En sus brazos, Celestina realmente creyó que él podía arreglarlo todo, que nunca más tendría que renunciar a la música. Que no volvería a perderlo todo.

Pero cuando se permitió acercarse un poco más, cuando quiso aferrarse a él con más fuerza… algo cambió.

El pecho se le contrajo, no de ternura, sino de dolor. Un dolor agudo, insoportable. Como si algo la desgarrara desde dentro.

Se quedó inmóvil, asustada, y en ese mismo instante sintió cómo el cuerpo de él también se tensaba, cómo sus puños se cerraban.

Reín habló otra vez:

–Aunque guardes silencio… igual te escucho.

Cuanto más cerca estaba de él, más profundo era el dolor.

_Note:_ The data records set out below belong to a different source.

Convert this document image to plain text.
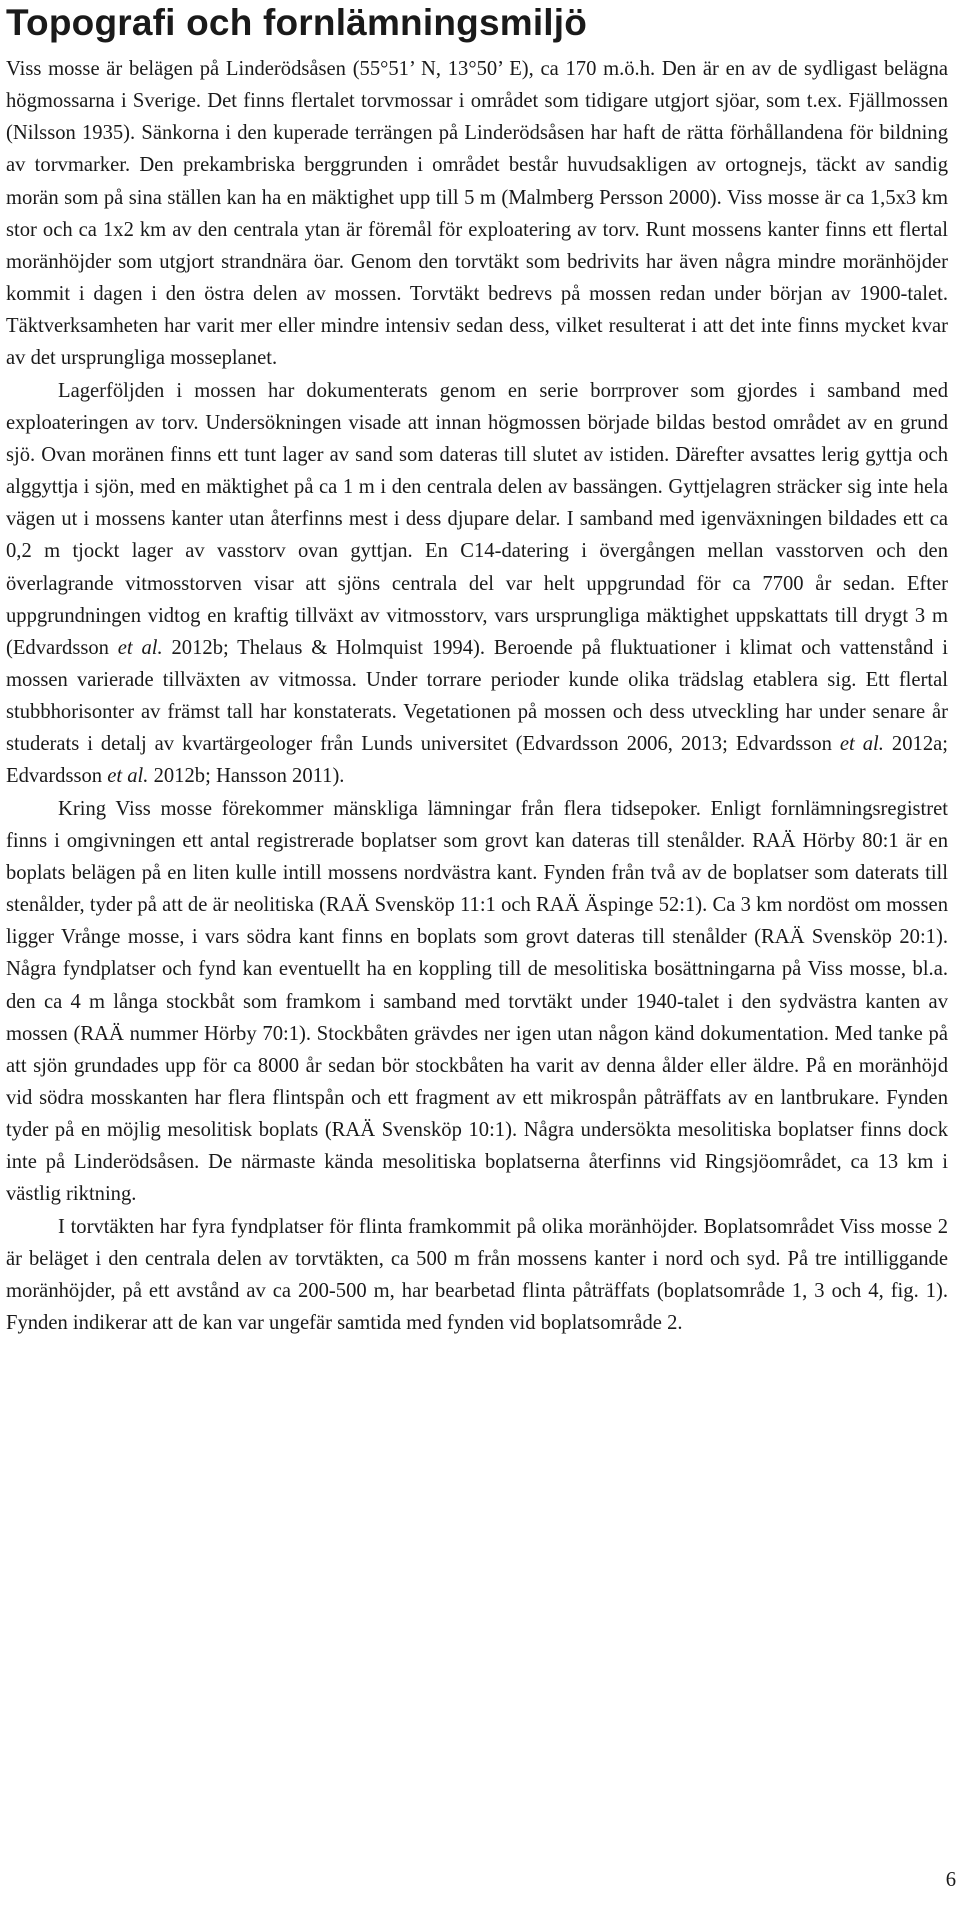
Topografi och fornlämningsmiljö

Viss mosse är belägen på Linderödsåsen (55°51’ N, 13°50’ E), ca 170 m.ö.h. Den är en av de sydligast belägna högmossarna i Sverige. Det finns flertalet torvmossar i området som tidigare utgjort sjöar, som t.ex. Fjällmossen (Nilsson 1935). Sänkorna i den kuperade terrängen på Linderödsåsen har haft de rätta förhållandena för bildning av torvmarker. Den prekambriska berggrunden i området består huvudsakligen av ortognejs, täckt av sandig morän som på sina ställen kan ha en mäktighet upp till 5 m (Malmberg Persson 2000). Viss mosse är ca 1,5x3 km stor och ca 1x2 km av den centrala ytan är föremål för exploatering av torv. Runt mossens kanter finns ett flertal moränhöjder som utgjort strandnära öar. Genom den torvtäkt som bedrivits har även några mindre moränhöjder kommit i dagen i den östra delen av mossen. Torvtäkt bedrevs på mossen redan under början av 1900-talet. Täktverksamheten har varit mer eller mindre intensiv sedan dess, vilket resulterat i att det inte finns mycket kvar av det ursprungliga mosseplanet.

Lagerföljden i mossen har dokumenterats genom en serie borrprover som gjordes i samband med exploateringen av torv. Undersökningen visade att innan högmossen började bildas bestod området av en grund sjö. Ovan moränen finns ett tunt lager av sand som dateras till slutet av istiden. Därefter avsattes lerig gyttja och alggyttja i sjön, med en mäktighet på ca 1 m i den centrala delen av bassängen. Gyttjelagren sträcker sig inte hela vägen ut i mossens kanter utan återfinns mest i dess djupare delar. I samband med igenväxningen bildades ett ca 0,2 m tjockt lager av vasstorv ovan gyttjan. En C14-datering i övergången mellan vasstorven och den överlagrande vitmosstorven visar att sjöns centrala del var helt uppgrundad för ca 7700 år sedan. Efter uppgrundningen vidtog en kraftig tillväxt av vitmosstorv, vars ursprungliga mäktighet uppskattats till drygt 3 m (Edvardsson et al. 2012b; Thelaus & Holmquist 1994). Beroende på fluktuationer i klimat och vattenstånd i mossen varierade tillväxten av vitmossa. Under torrare perioder kunde olika trädslag etablera sig. Ett flertal stubbhorisonter av främst tall har konstaterats. Vegetationen på mossen och dess utveckling har under senare år studerats i detalj av kvartärgeologer från Lunds universitet (Edvardsson 2006, 2013; Edvardsson et al. 2012a; Edvardsson et al. 2012b; Hansson 2011).

Kring Viss mosse förekommer mänskliga lämningar från flera tidsepoker. Enligt fornlämningsregistret finns i omgivningen ett antal registrerade boplatser som grovt kan dateras till stenålder. RAÄ Hörby 80:1 är en boplats belägen på en liten kulle intill mossens nordvästra kant. Fynden från två av de boplatser som daterats till stenålder, tyder på att de är neolitiska (RAÄ Svensköp 11:1 och RAÄ Äspinge 52:1). Ca 3 km nordöst om mossen ligger Vrånge mosse, i vars södra kant finns en boplats som grovt dateras till stenålder (RAÄ Svensköp 20:1). Några fyndplatser och fynd kan eventuellt ha en koppling till de mesolitiska bosättningarna på Viss mosse, bl.a. den ca 4 m långa stockbåt som framkom i samband med torvtäkt under 1940-talet i den sydvästra kanten av mossen (RAÄ nummer Hörby 70:1). Stockbåten grävdes ner igen utan någon känd dokumentation. Med tanke på att sjön grundades upp för ca 8000 år sedan bör stockbåten ha varit av denna ålder eller äldre. På en moränhöjd vid södra mosskanten har flera flintspån och ett fragment av ett mikrospån påträffats av en lantbrukare. Fynden tyder på en möjlig mesolitisk boplats (RAÄ Svensköp 10:1). Några undersökta mesolitiska boplatser finns dock inte på Linderödsåsen. De närmaste kända mesolitiska boplatserna återfinns vid Ringsjöområdet, ca 13 km i västlig riktning.

I torvtäkten har fyra fyndplatser för flinta framkommit på olika moränhöjder. Boplatsområdet Viss mosse 2 är beläget i den centrala delen av torvtäkten, ca 500 m från mossens kanter i nord och syd. På tre intilliggande moränhöjder, på ett avstånd av ca 200-500 m, har bearbetad flinta påträffats (boplatsområde 1, 3 och 4, fig. 1). Fynden indikerar att de kan var ungefär samtida med fynden vid boplatsområde 2.

6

Solo un instante más de su presencia, de su aroma mezclado con la noche húmeda del verano… y ya no lo soportó. Se apartó bruscamente, como si se hubiera quemado.

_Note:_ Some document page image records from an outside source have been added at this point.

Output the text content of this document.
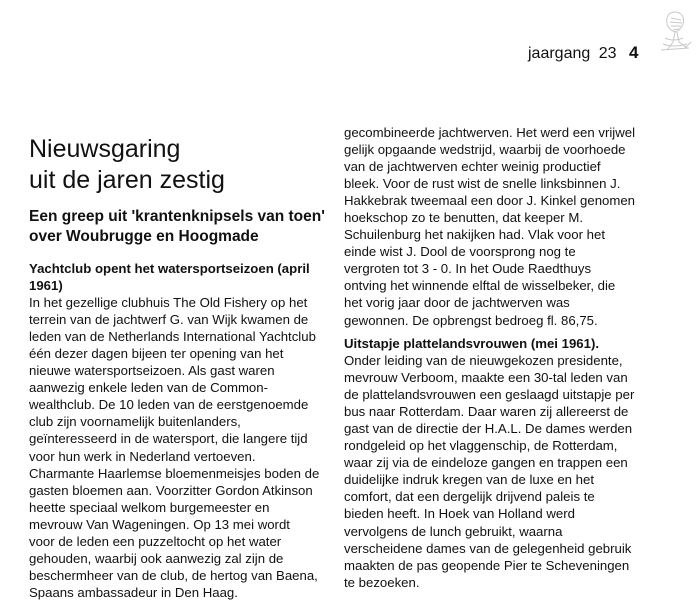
jaargang 23 4
Nieuwsgaring
uit de jaren zestig
Een greep uit 'krantenknipsels van toen'
over Woubrugge en Hoogmade
Yachtclub opent het watersportseizoen (april 1961)
In het gezellige clubhuis The Old Fishery op het
terrein van de jachtwerf G. van Wijk kwamen de
leden van de Netherlands International Yachtclub
één dezer dagen bijeen ter opening van het
nieuwe watersportseizoen. Als gast waren
aanwezig enkele leden van de Common-
wealthclub. De 10 leden van de eerstgenoemde
club zijn voornamelijk buitenlanders,
geïnteresseerd in de watersport, die langere tijd
voor hun werk in Nederland vertoeven.
Charmante Haarlemse bloemenmeisjes boden de
gasten bloemen aan. Voorzitter Gordon Atkinson
heette speciaal welkom burgemeester en
mevrouw Van Wageningen. Op 13 mei wordt
voor de leden een puzzeltocht op het water
gehouden, waarbij ook aanwezig zal zijn de
beschermheer van de club, de hertog van Baena,
Spaans ambassadeur in Den Haag.
gecombineerde jachtwerven. Het werd een vrijwel
gelijk opgaande wedstrijd, waarbij de voorhoede
van de jachtwerven echter weinig productief
bleek. Voor de rust wist de snelle linksbinnen J.
Hakkebrak tweemaal een door J. Kinkel genomen
hoekschop zo te benutten, dat keeper M.
Schuilenburg het nakijken had. Vlak voor het
einde wist J. Dool de voorsprong nog te
vergroten tot 3 - 0. In het Oude Raedthuys
ontving het winnende elftal de wisselbeker, die
het vorig jaar door de jachtwerven was
gewonnen. De opbrengst bedroeg fl. 86,75.
Uitstapje plattelandsvrouwen (mei 1961).
Onder leiding van de nieuwgekozen presidente,
mevrouw Verboom, maakte een 30-tal leden van
de plattelandsvrouwen een geslaagd uitstapje per
bus naar Rotterdam. Daar waren zij allereerst de
gast van de directie der H.A.L. De dames werden
rondgeleid op het vlaggenschip, de Rotterdam,
waar zij via de eindeloze gangen en trappen een
duidelijke indruk kregen van de luxe en het
comfort, dat een dergelijk drijvend paleis te
bieden heeft. In Hoek van Holland werd
vervolgens de lunch gebruikt, waarna
verscheidene dames van de gelegenheid gebruik
maakten de pas geopende Pier te Scheveningen
te bezoeken.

Reín también dio un paso atrás, respirando con dificultad, sin apartar la mirada de ella. Estaba tenso, con los puños aún cerrados.

Celestina lo miró, sin comprender. En cuanto lo soltó, el dolor empezó a disminuir.

Buscó respuestas en sus ojos –oscuros, preocupados, confundidos–.

Y entonces él dijo algo que pretendía ser explicación:

–Lo siento, pero… esto traspasa los límites de mi juramento, que me ata. Lo siento. Pero… los abrazos sobran. Invítame a entrar y trataré de ayudarte a calmarte y a desentrañar el sueño mientras aún lo recuerdes.

¿Había venido solo para ver su sueño antes de que se desvaneciera?

Celestina se llevó las manos al pecho, intentando contener el pulso doloroso, sin entender. ¿Qué tenía que ver el juramento con eso? ¿Por qué un simple abrazo dolía así? Solo era un abrazo. ¿Él también había sentido el dolor?